Editors’ Choice 2021: Outly
Find paradise with this guide to campsites around the U.S.A.
How well do you know your dispersed camping regulations? Chances are, you could stand to bone up on what types of land you can throw down on when campgrounds are full, that elusive permit didn’t come through, or your kids have asked “Are we there yet?” for the thousandth time. Relying on luck to find perfect, people-free campsites can still work (sometimes), but this app offers an easier way to scope out potential weekend getaways while providing nifty mapping capabilities as well.
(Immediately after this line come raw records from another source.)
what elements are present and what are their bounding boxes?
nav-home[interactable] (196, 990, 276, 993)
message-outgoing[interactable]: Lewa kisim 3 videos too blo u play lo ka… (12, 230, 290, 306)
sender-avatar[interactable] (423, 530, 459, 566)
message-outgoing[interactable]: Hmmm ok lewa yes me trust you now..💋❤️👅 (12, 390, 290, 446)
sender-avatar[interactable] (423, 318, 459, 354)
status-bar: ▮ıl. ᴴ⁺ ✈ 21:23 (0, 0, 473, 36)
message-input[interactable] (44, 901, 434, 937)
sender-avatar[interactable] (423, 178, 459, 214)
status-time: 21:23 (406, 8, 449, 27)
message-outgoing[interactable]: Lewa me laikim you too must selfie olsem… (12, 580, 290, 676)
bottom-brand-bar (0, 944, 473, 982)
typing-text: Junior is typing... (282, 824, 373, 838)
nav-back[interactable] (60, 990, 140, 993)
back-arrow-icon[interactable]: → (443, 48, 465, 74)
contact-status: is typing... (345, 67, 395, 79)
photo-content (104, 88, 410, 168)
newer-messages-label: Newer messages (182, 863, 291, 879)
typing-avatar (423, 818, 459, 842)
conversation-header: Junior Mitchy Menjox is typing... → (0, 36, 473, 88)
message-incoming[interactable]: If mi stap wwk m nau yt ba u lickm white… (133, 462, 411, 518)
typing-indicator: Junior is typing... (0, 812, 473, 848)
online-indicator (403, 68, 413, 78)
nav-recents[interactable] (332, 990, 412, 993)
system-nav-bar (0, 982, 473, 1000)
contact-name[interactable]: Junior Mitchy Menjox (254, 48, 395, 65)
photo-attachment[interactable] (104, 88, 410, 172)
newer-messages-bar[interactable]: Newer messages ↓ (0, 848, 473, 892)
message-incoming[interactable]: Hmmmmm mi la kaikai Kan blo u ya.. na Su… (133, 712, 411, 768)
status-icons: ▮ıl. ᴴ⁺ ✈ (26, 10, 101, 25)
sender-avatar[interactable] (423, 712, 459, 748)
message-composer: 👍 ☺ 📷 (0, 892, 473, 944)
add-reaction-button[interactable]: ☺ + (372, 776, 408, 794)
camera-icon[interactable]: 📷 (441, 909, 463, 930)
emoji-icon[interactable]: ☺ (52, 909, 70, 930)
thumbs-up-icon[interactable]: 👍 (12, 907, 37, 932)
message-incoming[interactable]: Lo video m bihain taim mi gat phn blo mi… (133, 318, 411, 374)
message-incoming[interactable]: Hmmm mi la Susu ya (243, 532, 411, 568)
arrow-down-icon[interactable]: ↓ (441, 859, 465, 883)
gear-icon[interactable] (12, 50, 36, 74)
First, let’s get to perhaps the best part: Outly is free. Not “free to start” or “free, but with paid add-ons;” free as in “never pay a dime.” That quality is all too rare in outdoor tech these days, and we are deeply appreciative of that fact. So what exactly do you get after downloading the app? Outly’s newest and most notable feature (there have been a few iterations since its release in 2018) is a mapping layer that highlights campsites, from official campgrounds to scenic pullouts along remote Forest Service roads. Clicking on an official campground will provide info about the site, such as elevation, GPS coordinates, and water and vehicle access. Some campsites even have a brief written description.
Uniquely, Outly relies on crowdsourcing to constantly grow its database of sites. Love that spot overlooking a lake on some Bureau of Land Management plot, and want to share it with the world? Mark it on the map, throw in a short summary of its charms, and upload. If it looks good, the app’s admins will approve it within a couple weeks. After a night spent on a canyon rim outside Grand Junction, Colorado, we submitted our campsite so that other hikers could car camp with unfettered views of the Grand Mesa in one direction and Unaweep Canyon in the other.
Outly’s topo maps are clean and functional, if not as detailed as other apps that have more specialized mapping capabilities. But testers praised the layers that highlight water sources and their flows, cellular coverage, roads by vehicle usage type, slope angle shading, and different land management designations. They’re all easy to switch on or off, and all are downloadable for offline use. We think that new hikers and campers will especially appreciate both the information and the interface, but even the grizzled vets at Backpacker look to Outly for beta on where to lay their heads.